Saturday, 7 July 2018

HER MAJESTY

This film is a sweet comedy from New Zealand set in the 1950's and surrounds the events leading up to the visit of the (newly crowned) QEII to a small town there. It's a charming and delightful period piece and family film, set in lovely countryside which is beautifully filmed and depicted. It has the feel of a Disney fantasy about it.

The central character in the story is a dreamy 13 year-old Elizabeth, played terrifically by Sally Andrews, who desperately wants to meet the Queen when she arrives. She tries really hard to juggle those around her and to manipulate events in order to achieve her aim. What makes it complicated is those standing in her way, introducing all sorts of problems to make her quest less likely to achieve her desired outcome.

She befriends a Maori woman who lives alone in the town and whom everyone, in their aloof, prejudiced, frightened, racist and stuck-up way looks down on and tries to discourage. But she perseveres and discovers a rich history that the old woman has been a part of in the town, long before any of them were around. When her family and people were not downtrodden by the incomers. Proceedings are further complicated by an abusive older brother, one-upmanship amongst local dignitaries, dishonesty, politics, jealousy, relationships, crushes and love!

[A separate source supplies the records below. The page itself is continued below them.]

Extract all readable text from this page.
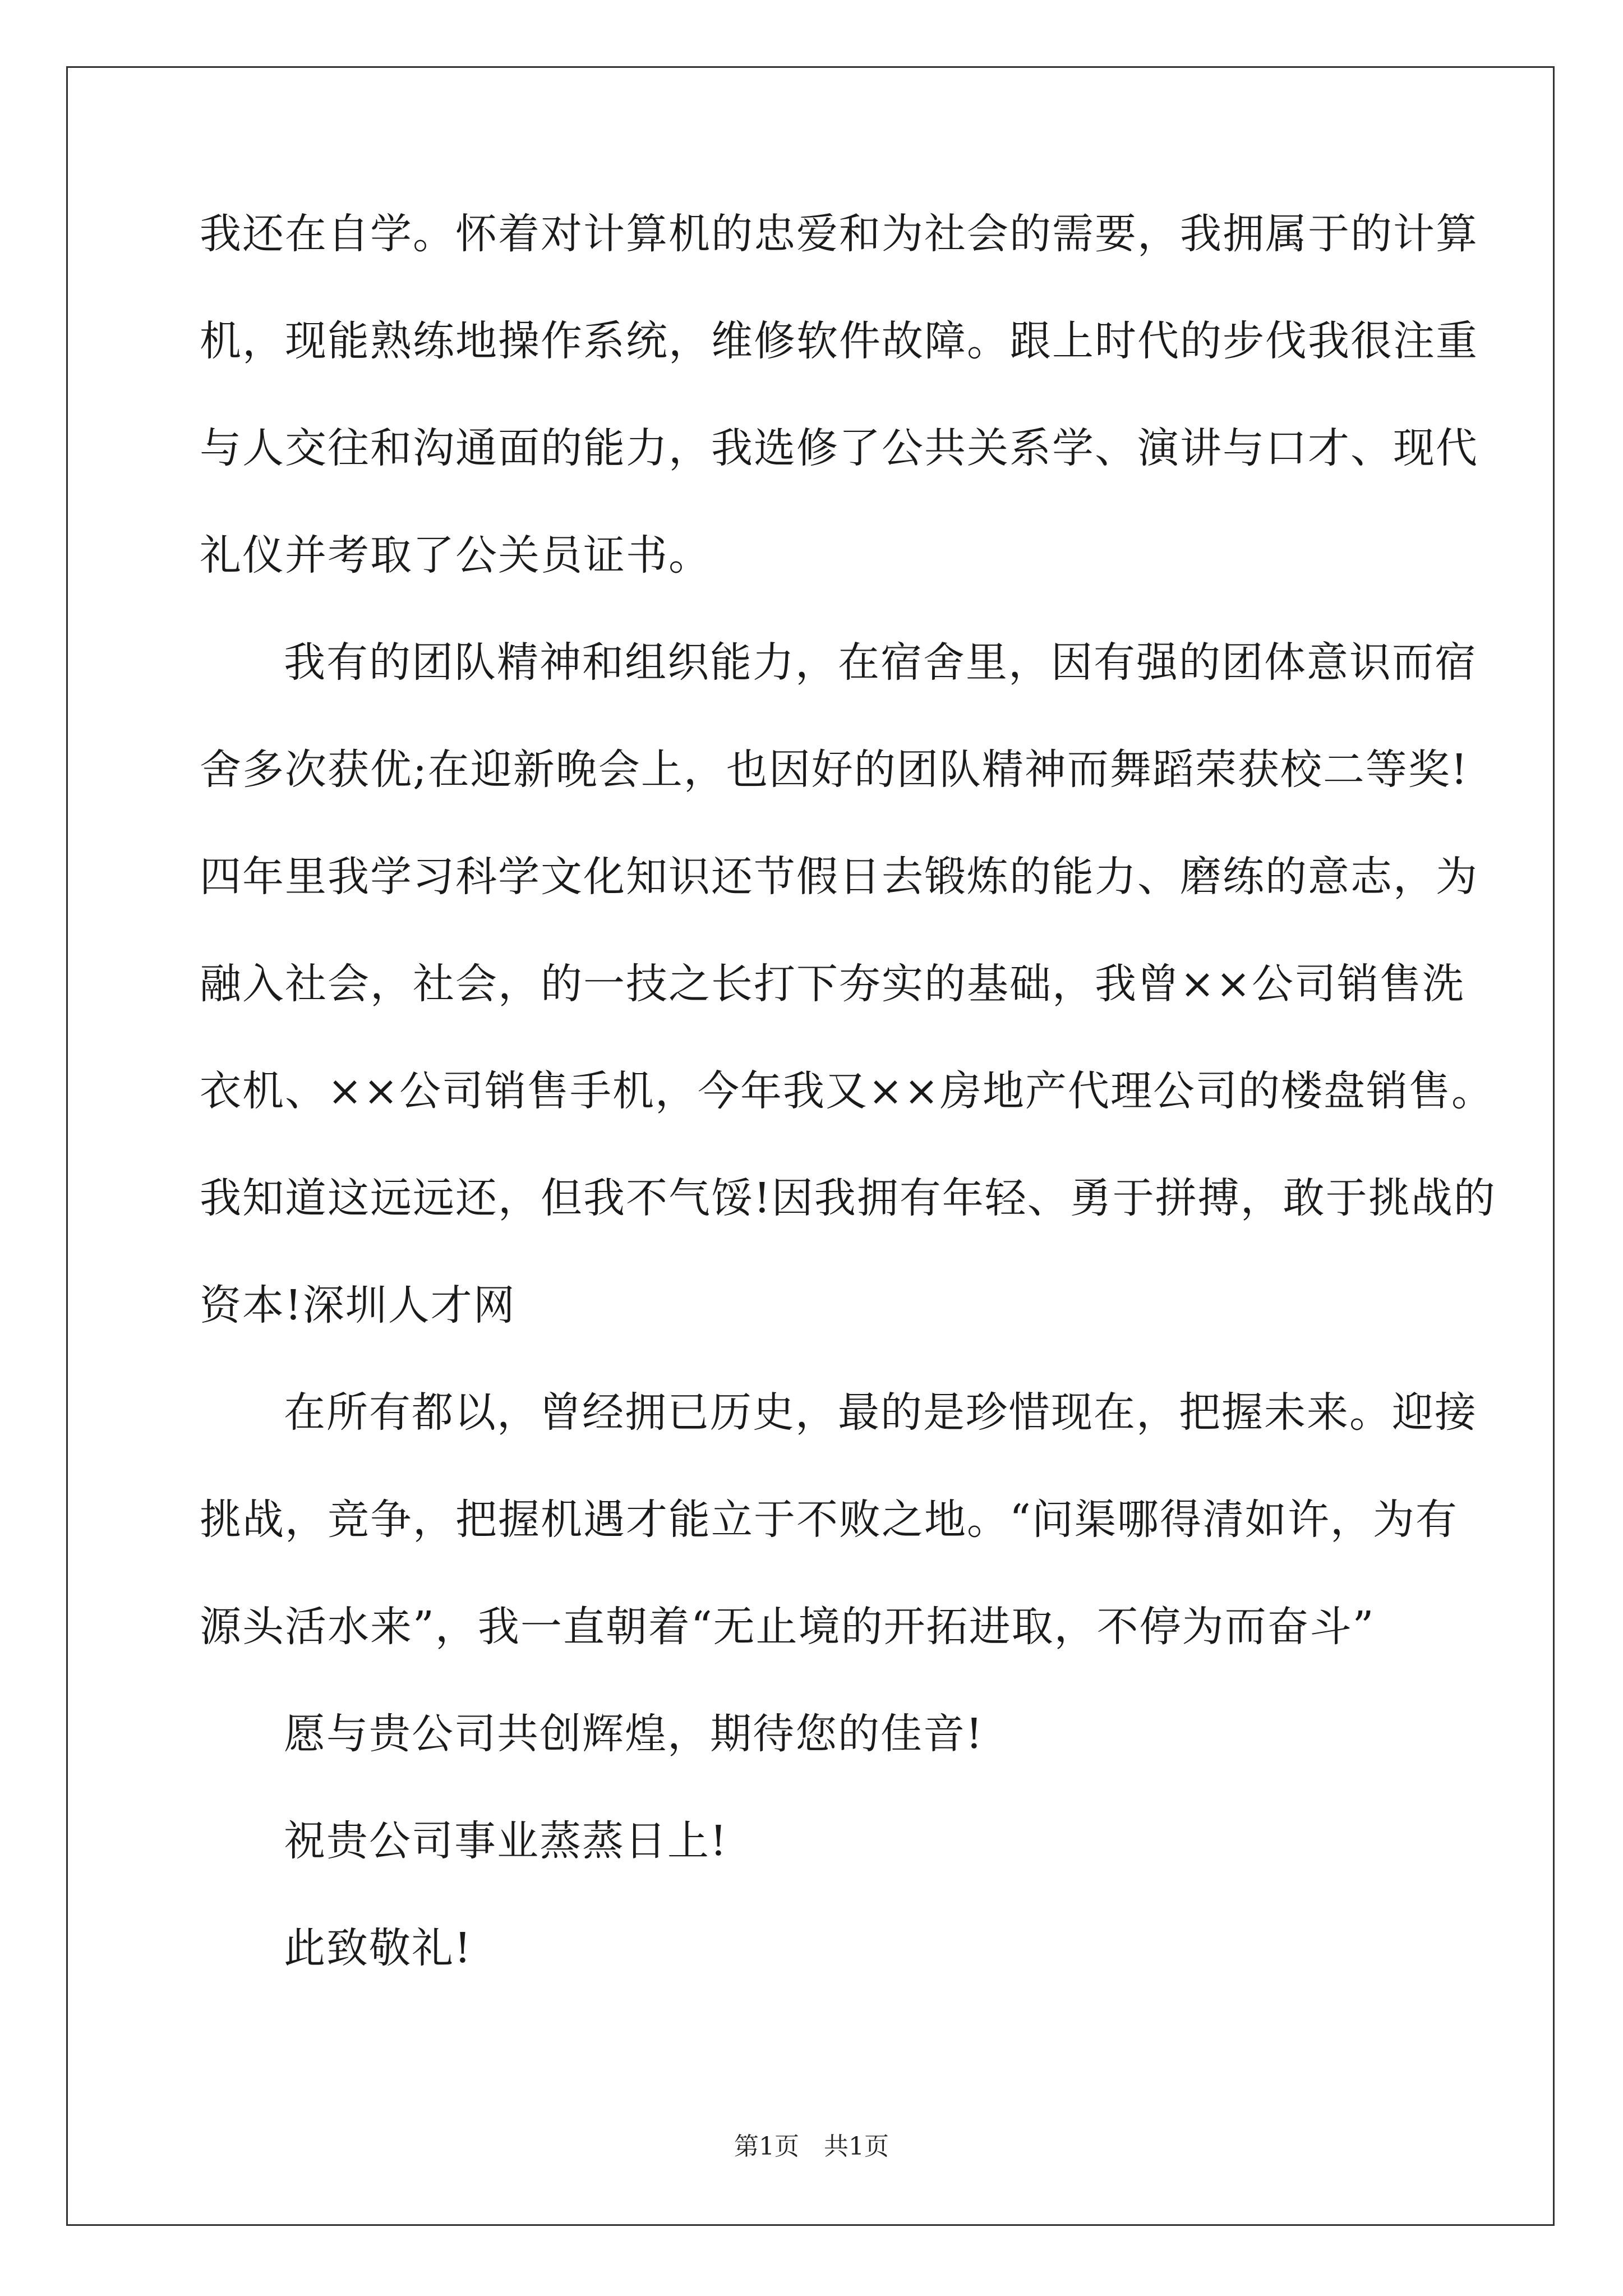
我还在自学。怀着对计算机的忠爱和为社会的需要，我拥属于的计算
机，现能熟练地操作系统，维修软件故障。跟上时代的步伐我很注重
与人交往和沟通面的能力，我选修了公共关系学、演讲与口才、现代
礼仪并考取了公关员证书。
我有的团队精神和组织能力，在宿舍里，因有强的团体意识而宿
舍多次获优;在迎新晚会上，也因好的团队精神而舞蹈荣获校二等奖!
四年里我学习科学文化知识还节假日去锻炼的能力、磨练的意志，为
融入社会，社会，的一技之长打下夯实的基础，我曾××公司销售洗
衣机、××公司销售手机，今年我又××房地产代理公司的楼盘销售。
我知道这远远还，但我不气馁!因我拥有年轻、勇于拼搏，敢于挑战的
资本!深圳人才网
在所有都以，曾经拥已历史，最的是珍惜现在，把握未来。迎接
挑战，竞争，把握机遇才能立于不败之地。“问渠哪得清如许，为有
源头活水来”，我一直朝着“无止境的开拓进取，不停为而奋斗”
愿与贵公司共创辉煌，期待您的佳音!
祝贵公司事业蒸蒸日上!
此致敬礼!
第1页　共1页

It's a shame that most of the actors around Andrews are really not up to the mark. The children seem to be doing the best job of it and for that, it seems a little like a BBC Children's production with the adult cast picked from those who were approaching it with little effort, considering it to be a 'filler' job. It feels a bit like Little House on the Prairie sometimes in terms of target audience and the emphasis on the undertone of good, honest values winning the day. But for all that, it's touching, heartwarming, funny and perfect for a quiet Sunday afternoon's viewing.

The style of shooting, costumes, vehicles, houses and sets rely heavily on the bright, saturated, comic-like primary colours the style of Pushing Up Daisies, American Beauty or Edward Scissorhands. It's shot with interesting angles and wonderfully thought out juxtaposition of elements throughout. It's a delight to watch if for nothing else, the style, and if you get the chance, I'd recommend you doing so.